I was in an elevator the other day when a guy with a buzz cut complimented me that I could get my hair to “stand up”.
“I wish I could get my hair to do that,” he said.
Not wanting to say my secret wasn’t my hair’s personal integrity but instead a $15 bottle of “product”, I thanked him and thought to myself: “I wish I had the guts to have a buzz cut so I wouldn’t constantly be terrorized by my hair’s insatiable demand for ever-more-expensive ‘product’ and attention.”
I spend more time worrying about my hair than any other portion of my body. That’s partly because I can’t do much in five minutes to “improve” the rest of me: Barring expensive surgery or months of hard work, I have to live with the hand I was dealt there.
But my hair offers a deceptively quick opportunity to be a better person. If I’m nice to it, and if I lovingly shampoo it and brush it and comb it, my hair might take the rest of my body’s plight into consideration and help say something positive about me to the rest of the world.
Then again, it might not. I keep telling myself my hair doesn’t have a mind of its own, but just a glance in the mirror tells me whether my hair is taking my pleas to heart, or if it’s simply blowing me off and doing its own thing.
It’s annoying, and sometimes downright mean, when my hair won’t cooperate, when it decides to force a little corner to stick straight up while coercing the rest of its pals to bend the other direction. And even when I bribe it with the best, most nourishing and most expensive “product”, my hair doesn’t always appreciate my thoughtfulness. At first, it may seem placated; sometimes it even does what I ask of it. But then, just as quickly and often after it has gobbled up enough product to prevent a return, it turns on me again.

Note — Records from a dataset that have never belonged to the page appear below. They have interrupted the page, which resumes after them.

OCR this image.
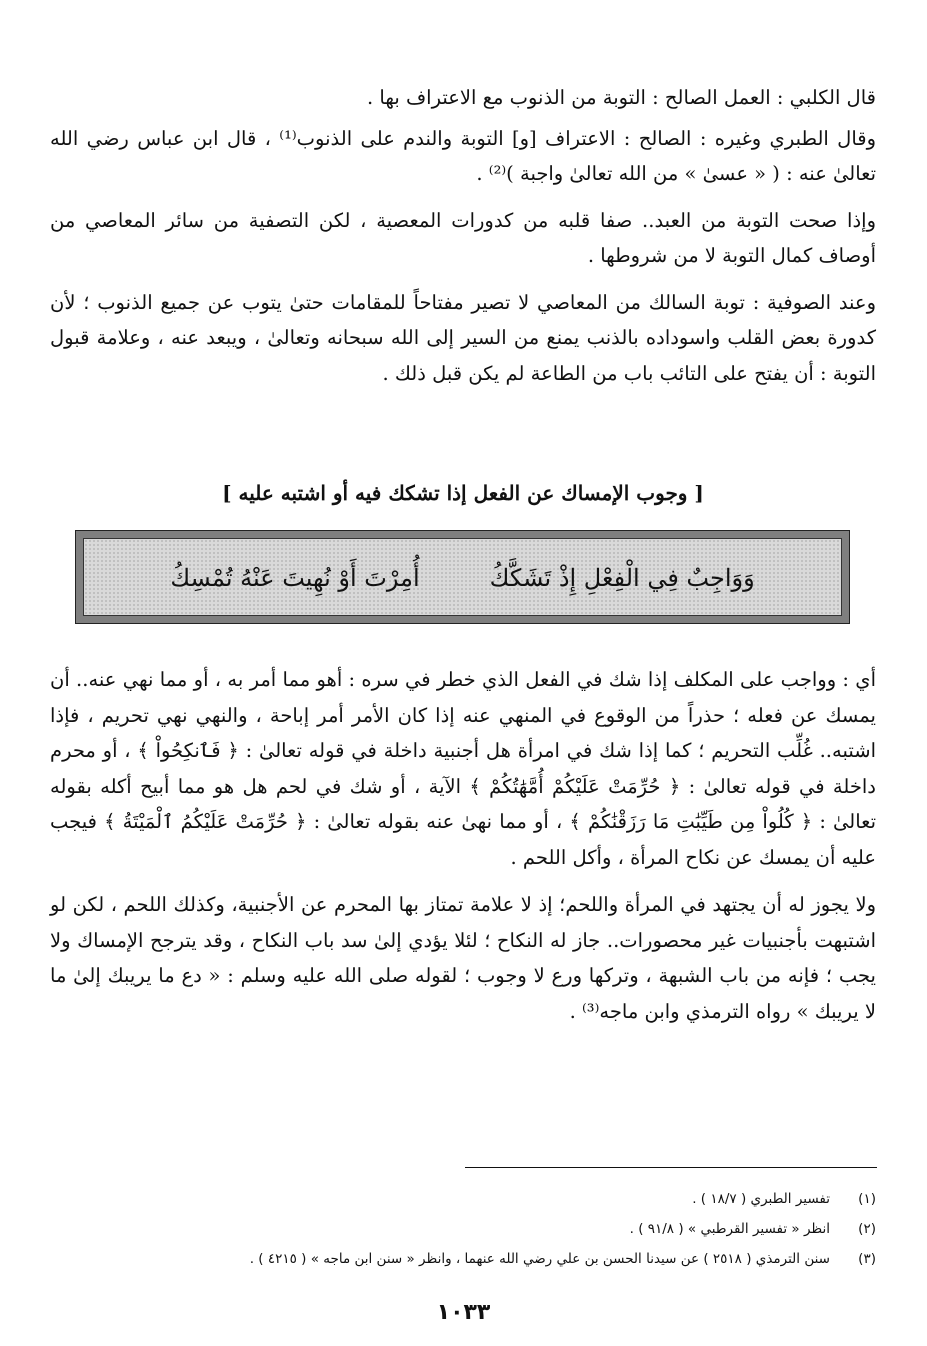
قال الكلبي : العمل الصالح : التوبة من الذنوب مع الاعتراف بها .

وقال الطبري وغيره : الصالح : الاعتراف [و] التوبة والندم على الذنوب⁽¹⁾ ، قال ابن عباس رضي الله تعالىٰ عنه : ( « عسىٰ » من الله تعالىٰ واجبة )⁽²⁾ .

وإذا صحت التوبة من العبد.. صفا قلبه من كدورات المعصية ، لكن التصفية من سائر المعاصي من أوصاف كمال التوبة لا من شروطها .

وعند الصوفية : توبة السالك من المعاصي لا تصير مفتاحاً للمقامات حتىٰ يتوب عن جميع الذنوب ؛ لأن كدورة بعض القلب واسوداده بالذنب يمنع من السير إلى الله سبحانه وتعالىٰ ، ويبعد عنه ، وعلامة قبول التوبة : أن يفتح على التائب باب من الطاعة لم يكن قبل ذلك .

[ وجوب الإمساك عن الفعل إذا تشكك فيه أو اشتبه عليه ]
وَوَاجِبٌ فِي الْفِعْلِ إِذْ تَشَكَّكُأُمِرْتَ أَوْ نُهِيتَ عَنْهُ تُمْسِكُ

أي : وواجب على المكلف إذا شك في الفعل الذي خطر في سره : أهو مما أمر به ، أو مما نهي عنه.. أن يمسك عن فعله ؛ حذراً من الوقوع في المنهي عنه إذا كان الأمر أمر إباحة ، والنهي نهي تحريم ، فإذا اشتبه.. غُلِّب التحريم ؛ كما إذا شك في امرأة هل أجنبية داخلة في قوله تعالىٰ : ﴿ فَٱنكِحُواْ ﴾ ، أو محرم داخلة في قوله تعالىٰ : ﴿ حُرِّمَتْ عَلَيْكُمْ أُمَّهَٰتُكُمْ ﴾ الآية ، أو شك في لحم هل هو مما أبيح أكله بقوله تعالىٰ : ﴿ كُلُواْ مِن طَيِّبَٰتِ مَا رَزَقْنَٰكُمْ ﴾ ، أو مما نهىٰ عنه بقوله تعالىٰ : ﴿ حُرِّمَتْ عَلَيْكُمُ ٱلْمَيْتَةُ ﴾ فيجب عليه أن يمسك عن نكاح المرأة ، وأكل اللحم .

ولا يجوز له أن يجتهد في المرأة واللحم؛ إذ لا علامة تمتاز بها المحرم عن الأجنبية، وكذلك اللحم ، لكن لو اشتبهت بأجنبيات غير محصورات.. جاز له النكاح ؛ لئلا يؤدي إلىٰ سد باب النكاح ، وقد يترجح الإمساك ولا يجب ؛ فإنه من باب الشبهة ، وتركها ورع لا وجوب ؛ لقوله صلى الله عليه وسلم : « دع ما يريبك إلىٰ ما لا يريبك » رواه الترمذي وابن ماجه⁽³⁾ .

(١)تفسير الطبري ( ١٨/٧ ) .
(٢)انظر « تفسير القرطبي » ( ٩١/٨ ) .
(٣)سنن الترمذي ( ٢٥١٨ ) عن سيدنا الحسن بن علي رضي الله عنهما ، وانظر « سنن ابن ماجه » ( ٤٢١٥ ) .
١٠٣٣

I hate to admit this about one of my own, but there are days when I know that if my hair could form a finger, it wouldn’t be indicating “I’m No. 1”.

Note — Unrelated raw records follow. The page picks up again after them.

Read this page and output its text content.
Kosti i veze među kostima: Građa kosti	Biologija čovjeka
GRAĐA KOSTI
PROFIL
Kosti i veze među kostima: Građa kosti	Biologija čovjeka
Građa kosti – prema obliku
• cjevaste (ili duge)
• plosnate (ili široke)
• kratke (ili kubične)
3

This kind of back-talk makes me insecure, and I find myself not paying attention to people talking with me. Instead, I’m preoccupied with my hair, which is trying to distract them and grab all of the attention for itself. Those days, even cutting it all off — just to show it — doesn’t seem like punishment enough.
Yet when I look at other peoples’ hair, it always looks the same every day, even when they complain they’re having a “bad hair” day. Why is their hair so cooperative?
So I ask myself: “Why do I care so much about what my hair thinks and does if no one else spends much time noticing it? Why can’t I just quit worrying about it?”
But I can’t. It just won’t let me. It’s flapping in the breeze at me right now.